By Ayorinde Oluokun/Abuja
Former Attorney General of the Federation and Minister of Justice Abubakar Malami SAN, has described the petition filed against him over recovery of $310 million Abacha loot as baseless and illogical.
The Economic and Financial Crimes Commission (EFCC) had on the 28th of November 2025 invited Malami over the petition.
However, the former Minister was released on bail after spending some hours with the anti-graft agency
In a statement signed by Mohammed Bello Doka, his Special Assistant on Media, Malami confirmed that he was queried by operatives of EFCC during the visit over alleged duplication in the recovery of the $310 million Abacha loot.
According to him, witb the accrual of interest, the Abacha loot has risen to about $322.5million at the time it was eventually recovered for the federal Government.
Malami said the EFCC accused him of abuse of office and money laundering in the recovery of the funds.
EFCC, according to Malami, claimed that
the recovery of the funds had already been completed by a Swiss lawyer, Mr. Enrico Monfrini before he assumed office in 2015.
He said based on this premise, the anti-graft agency alleged that he merely duplicated an already concluded recovery process in order to introduce other lawyers who would, in turn, give him kickbacks.
“This allegation collapses immediately when subjected to facts and elementary logic.

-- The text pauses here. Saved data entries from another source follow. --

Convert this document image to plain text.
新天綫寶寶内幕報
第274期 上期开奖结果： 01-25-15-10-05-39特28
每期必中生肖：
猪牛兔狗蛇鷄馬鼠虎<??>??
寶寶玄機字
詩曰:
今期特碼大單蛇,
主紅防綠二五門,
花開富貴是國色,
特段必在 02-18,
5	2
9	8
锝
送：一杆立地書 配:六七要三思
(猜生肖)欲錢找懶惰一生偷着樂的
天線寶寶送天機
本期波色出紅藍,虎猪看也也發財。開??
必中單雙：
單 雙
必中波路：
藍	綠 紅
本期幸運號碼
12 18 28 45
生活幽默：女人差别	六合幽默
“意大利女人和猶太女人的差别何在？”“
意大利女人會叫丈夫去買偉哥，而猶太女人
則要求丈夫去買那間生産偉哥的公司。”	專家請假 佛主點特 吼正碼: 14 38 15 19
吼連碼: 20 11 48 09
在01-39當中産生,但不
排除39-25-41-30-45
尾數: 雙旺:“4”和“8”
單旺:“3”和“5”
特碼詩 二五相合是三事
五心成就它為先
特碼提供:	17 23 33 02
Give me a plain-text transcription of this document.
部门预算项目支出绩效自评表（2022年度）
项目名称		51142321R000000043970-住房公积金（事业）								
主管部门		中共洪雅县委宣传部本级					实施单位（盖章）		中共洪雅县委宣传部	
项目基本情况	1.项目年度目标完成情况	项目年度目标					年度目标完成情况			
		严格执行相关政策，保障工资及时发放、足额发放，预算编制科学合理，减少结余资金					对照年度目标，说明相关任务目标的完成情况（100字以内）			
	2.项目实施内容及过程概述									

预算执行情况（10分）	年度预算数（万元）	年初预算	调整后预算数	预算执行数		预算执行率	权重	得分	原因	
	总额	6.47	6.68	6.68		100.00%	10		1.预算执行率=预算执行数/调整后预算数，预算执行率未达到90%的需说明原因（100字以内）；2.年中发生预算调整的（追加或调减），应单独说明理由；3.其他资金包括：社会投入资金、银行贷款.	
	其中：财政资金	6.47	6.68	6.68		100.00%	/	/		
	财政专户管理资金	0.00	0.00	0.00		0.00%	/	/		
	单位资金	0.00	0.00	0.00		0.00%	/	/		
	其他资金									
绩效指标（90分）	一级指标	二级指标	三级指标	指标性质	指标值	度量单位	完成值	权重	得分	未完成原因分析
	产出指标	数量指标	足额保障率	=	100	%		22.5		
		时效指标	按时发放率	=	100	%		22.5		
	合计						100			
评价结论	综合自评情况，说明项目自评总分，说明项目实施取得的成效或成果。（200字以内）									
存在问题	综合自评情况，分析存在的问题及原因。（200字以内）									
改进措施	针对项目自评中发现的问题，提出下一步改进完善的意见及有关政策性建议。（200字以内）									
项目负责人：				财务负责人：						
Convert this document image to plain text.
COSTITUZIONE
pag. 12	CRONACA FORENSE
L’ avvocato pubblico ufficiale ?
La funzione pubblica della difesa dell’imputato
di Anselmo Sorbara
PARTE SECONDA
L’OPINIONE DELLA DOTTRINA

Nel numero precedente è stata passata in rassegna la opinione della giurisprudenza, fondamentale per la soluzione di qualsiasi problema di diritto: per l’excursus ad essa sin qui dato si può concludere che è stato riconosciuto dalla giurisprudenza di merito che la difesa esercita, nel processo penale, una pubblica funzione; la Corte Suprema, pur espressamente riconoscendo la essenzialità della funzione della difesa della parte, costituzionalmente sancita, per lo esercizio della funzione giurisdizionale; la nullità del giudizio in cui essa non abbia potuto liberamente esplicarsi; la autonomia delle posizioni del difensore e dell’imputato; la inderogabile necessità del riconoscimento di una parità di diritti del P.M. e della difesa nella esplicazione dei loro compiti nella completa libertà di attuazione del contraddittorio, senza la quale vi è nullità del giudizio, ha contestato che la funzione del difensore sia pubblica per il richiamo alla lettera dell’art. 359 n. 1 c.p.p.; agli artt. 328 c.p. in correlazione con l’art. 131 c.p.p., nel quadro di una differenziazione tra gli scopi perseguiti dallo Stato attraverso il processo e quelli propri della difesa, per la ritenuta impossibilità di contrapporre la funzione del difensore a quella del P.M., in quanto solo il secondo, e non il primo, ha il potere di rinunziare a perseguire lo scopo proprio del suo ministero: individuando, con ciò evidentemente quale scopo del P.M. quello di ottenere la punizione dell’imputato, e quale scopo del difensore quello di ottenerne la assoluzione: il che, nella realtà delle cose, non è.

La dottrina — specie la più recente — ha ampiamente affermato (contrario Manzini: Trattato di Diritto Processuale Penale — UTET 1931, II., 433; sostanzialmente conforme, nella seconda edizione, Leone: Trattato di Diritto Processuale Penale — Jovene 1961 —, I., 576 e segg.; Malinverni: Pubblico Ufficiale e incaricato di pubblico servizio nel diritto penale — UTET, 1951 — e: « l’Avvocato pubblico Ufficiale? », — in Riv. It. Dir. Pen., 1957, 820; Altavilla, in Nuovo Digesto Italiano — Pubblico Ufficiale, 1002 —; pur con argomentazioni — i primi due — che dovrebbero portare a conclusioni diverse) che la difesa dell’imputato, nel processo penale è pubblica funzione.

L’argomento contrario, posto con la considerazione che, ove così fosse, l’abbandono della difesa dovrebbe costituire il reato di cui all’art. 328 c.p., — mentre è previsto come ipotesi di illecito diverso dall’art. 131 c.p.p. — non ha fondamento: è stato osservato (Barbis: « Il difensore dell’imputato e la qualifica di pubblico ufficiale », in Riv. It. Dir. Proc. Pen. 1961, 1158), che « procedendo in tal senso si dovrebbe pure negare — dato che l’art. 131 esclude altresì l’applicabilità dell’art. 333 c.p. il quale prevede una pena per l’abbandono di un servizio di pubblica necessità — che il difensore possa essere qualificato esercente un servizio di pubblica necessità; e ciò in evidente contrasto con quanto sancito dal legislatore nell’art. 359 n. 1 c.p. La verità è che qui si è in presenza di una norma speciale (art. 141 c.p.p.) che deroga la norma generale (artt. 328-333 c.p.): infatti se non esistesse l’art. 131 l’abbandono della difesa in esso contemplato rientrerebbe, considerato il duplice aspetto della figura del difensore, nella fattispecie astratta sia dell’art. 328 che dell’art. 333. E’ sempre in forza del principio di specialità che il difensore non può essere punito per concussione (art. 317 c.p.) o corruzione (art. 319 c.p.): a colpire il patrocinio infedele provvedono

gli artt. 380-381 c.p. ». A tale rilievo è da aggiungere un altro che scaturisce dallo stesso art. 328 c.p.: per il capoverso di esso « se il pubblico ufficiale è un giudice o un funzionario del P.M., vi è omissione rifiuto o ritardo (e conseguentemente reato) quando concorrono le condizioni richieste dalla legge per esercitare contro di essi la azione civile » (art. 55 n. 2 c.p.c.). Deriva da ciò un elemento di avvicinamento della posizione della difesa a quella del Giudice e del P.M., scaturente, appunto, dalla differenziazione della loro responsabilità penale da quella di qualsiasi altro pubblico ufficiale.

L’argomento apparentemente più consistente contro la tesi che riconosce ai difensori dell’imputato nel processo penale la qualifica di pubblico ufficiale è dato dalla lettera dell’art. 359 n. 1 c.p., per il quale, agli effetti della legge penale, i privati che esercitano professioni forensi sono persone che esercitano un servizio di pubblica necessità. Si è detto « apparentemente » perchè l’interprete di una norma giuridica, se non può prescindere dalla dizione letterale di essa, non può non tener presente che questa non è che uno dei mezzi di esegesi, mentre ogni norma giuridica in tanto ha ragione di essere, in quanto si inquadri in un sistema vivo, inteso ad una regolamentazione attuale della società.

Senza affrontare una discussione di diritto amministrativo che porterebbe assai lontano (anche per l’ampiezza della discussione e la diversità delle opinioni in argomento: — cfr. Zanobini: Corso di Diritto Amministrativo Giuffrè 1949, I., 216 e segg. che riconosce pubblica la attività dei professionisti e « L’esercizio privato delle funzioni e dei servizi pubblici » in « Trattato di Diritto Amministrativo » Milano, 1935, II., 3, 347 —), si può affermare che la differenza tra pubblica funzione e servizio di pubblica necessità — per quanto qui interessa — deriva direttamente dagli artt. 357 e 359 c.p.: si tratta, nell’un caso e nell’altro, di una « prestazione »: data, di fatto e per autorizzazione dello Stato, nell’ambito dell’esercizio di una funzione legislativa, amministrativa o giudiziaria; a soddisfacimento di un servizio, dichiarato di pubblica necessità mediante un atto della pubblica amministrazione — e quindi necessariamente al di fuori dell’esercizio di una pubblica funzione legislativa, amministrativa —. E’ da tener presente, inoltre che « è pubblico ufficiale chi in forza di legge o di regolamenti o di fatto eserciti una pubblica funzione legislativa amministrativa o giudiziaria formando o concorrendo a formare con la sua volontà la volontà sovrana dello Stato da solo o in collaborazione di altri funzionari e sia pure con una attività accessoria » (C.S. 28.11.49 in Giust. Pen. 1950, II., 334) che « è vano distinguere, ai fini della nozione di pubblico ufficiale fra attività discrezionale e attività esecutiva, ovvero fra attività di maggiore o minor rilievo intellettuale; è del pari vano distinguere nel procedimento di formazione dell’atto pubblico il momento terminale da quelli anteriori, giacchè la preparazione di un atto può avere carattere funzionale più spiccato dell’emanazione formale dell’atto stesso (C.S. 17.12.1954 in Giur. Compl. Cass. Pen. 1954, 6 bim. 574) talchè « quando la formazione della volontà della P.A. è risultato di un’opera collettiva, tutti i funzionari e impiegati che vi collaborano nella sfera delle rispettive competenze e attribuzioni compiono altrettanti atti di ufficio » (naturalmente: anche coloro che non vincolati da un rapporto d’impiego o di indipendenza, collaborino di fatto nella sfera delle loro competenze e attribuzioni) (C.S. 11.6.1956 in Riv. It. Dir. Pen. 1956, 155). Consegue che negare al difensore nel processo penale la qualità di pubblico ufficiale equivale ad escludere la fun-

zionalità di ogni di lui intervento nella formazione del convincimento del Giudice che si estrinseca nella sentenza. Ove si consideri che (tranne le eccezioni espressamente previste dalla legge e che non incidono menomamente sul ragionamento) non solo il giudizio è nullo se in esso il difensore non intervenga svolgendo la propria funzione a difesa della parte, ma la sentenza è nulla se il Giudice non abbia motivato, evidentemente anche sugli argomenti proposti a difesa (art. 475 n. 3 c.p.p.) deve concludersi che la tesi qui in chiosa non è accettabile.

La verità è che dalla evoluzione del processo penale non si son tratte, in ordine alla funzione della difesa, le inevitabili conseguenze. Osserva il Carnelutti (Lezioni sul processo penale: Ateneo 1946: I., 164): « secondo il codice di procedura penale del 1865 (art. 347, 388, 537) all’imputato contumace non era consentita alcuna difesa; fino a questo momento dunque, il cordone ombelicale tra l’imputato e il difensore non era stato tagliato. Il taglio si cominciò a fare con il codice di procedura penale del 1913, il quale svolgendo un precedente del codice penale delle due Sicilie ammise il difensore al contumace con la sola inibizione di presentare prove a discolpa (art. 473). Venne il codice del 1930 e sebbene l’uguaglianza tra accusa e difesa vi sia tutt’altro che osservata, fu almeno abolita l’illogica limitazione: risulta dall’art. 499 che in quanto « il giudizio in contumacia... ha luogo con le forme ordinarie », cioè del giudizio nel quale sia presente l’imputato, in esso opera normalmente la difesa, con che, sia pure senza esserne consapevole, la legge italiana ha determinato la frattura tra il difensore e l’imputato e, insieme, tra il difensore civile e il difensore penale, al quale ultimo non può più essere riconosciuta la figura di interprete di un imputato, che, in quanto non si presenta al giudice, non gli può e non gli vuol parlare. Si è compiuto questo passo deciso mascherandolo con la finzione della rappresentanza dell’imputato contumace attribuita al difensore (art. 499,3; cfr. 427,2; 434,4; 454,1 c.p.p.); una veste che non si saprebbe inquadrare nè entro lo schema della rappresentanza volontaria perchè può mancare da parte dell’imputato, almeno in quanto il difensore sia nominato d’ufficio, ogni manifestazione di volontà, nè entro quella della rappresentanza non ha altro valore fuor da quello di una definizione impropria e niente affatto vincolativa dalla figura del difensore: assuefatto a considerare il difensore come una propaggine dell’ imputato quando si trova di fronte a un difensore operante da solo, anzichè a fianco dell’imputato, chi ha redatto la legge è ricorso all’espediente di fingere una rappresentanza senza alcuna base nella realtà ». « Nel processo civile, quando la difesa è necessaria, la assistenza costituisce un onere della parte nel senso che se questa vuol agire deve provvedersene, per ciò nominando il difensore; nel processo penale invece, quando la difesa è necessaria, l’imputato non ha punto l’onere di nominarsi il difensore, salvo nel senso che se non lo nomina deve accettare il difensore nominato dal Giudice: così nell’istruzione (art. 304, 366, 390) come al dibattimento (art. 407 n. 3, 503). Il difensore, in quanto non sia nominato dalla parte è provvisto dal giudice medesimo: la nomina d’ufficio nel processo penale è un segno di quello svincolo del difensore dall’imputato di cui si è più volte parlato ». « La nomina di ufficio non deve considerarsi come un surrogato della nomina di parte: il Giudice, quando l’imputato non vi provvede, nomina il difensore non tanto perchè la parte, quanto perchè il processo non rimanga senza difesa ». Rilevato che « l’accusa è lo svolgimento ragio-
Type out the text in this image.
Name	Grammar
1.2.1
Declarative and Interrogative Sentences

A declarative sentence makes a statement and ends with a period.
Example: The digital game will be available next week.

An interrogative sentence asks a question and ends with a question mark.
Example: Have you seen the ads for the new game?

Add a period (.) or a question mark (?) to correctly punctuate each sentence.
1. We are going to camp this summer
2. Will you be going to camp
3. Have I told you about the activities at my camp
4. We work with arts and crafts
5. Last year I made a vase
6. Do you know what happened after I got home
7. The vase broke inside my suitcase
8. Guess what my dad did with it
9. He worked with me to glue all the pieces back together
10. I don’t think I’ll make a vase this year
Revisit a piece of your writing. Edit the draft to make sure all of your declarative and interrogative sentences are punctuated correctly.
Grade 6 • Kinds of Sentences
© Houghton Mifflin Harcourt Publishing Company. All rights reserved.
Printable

The facts, mostly documented, were referred to in my response to the interrogatories raised by the commission,” Malami said while faulting the claim.
Malami noted that recovery of illicit funds can legally be said to have been completed upon the actual lodgement of recovered funds into the Federation Account.
On the contrary, he noted, that as at 2016, when the Buhari administration initiated the process repatriating the $310 million (later $322.5 million with interest), there was no lodgement of any such funds into the Federation Account.
“There was therefore no completed recovery in existence, and nothing whatsoever to duplicate,” he said.
Further backing up his claim, Malami noted that in December 2016, several lawyers applied to be engaged for the recovery of these same funds — Mr. Monfrini himself included.
“It is entirely illogical for a lawyer to apply in December 2016 to be engaged to recover funds he purportedly recovered two years earlier. That singular fact exposes the internal contradiction and absurdity of the EFCC’s narrative,” he said.
Malami noted that in his application, Mr. Monfrini demanded for upfront on account deposit of $5 million and a success fee of 40 per cent of the recovered sum.
The former AGF said Monfrini later unilaterally reduced his demand to 20% upon realizing the impossibility of the 40% demand flying.
“These terms were rightly rejected in line with the clear policy of the Buhari administration that no “on account”deposits would be paid to recovery agents and that success fees must not exceed 5 percent of recovered assets,” he said.
He added that following this, a Nigerian Law firm was engaged on a transparent, all-inclusive five percent success fee basis, with no advance on account deposit.
“By this decision, Nigeria was saved at least 15 percent of the recovered assets when compared to Mr. Monfrini’s 20 percent demand, and as much as 35 percent when placed against his earlier proposals. Nigeria was also saved the upfront and unjustifiable $5 million deposit demanded by Mr. Monfrini.
“At an average exchange rate of ₦1,600 to the dollar, a 15 percent saving on $320 million amounts to approximately ₦76.8 billion, while a 35 percent saving translates to about ₦179.2 billion. These are concrete, measurable benefits to the Nigerian state.
“Accordingly, any claim or investigation suggesting abuse of office or money laundering in relation to the $322.5 million is not rooted in any reasonable ground for suspicion. It is neither supported by facts nor by logic.
“The constitutional discretion of the Honourable Attorney-General of the Federation in matters of recovery of illicit funds is exercised strictly in the public interest and in the interest of justice. In the circumstances of this case, that discretion was exercised transparently and responsibly, saving Nigeria between 15 percent and 35 percent of the recovered assets and avoiding unlawful or unaccounted expenditures,” he said.
Malami also added that there are two distinct tranches of Abacha loot he recovered as Attorney General of the federation.
He listed the recoveries to include $322.5 million repatriated from Switzerland in 2017–2018.
He noted that the recovery was deployed through the National Social Investment Programme for the Conditional Cash Transfers programme and monitored by the World Bank and civil society organizations out of commitment of the Buhari’s Government to entrench transparency and accountability.
Malami added that he was also instrumental to the recovery of another trench of about $321 million repatriated in 2020 from the Island of Jersey, with United States and Swiss involvement.
He noted that the money was earmarked for major infrastructure projects including the Lagos–Ibadan Expressway, Abuja–Kano Road and the Second Niger Bridge, under project-based monitoring arrangements.
‘Any attempt to conflate these distinct recoveries or to portray a lawful, cost-saving recovery process as duplication is misleading.
“In conclusion, the allegations of money laundering and abuse of office concerning the $322.5 million Abacha loot remain baseless, illogical and entirely devoid of substance.
I remain confident that truth, law and reason will ultimately prevail,” he said.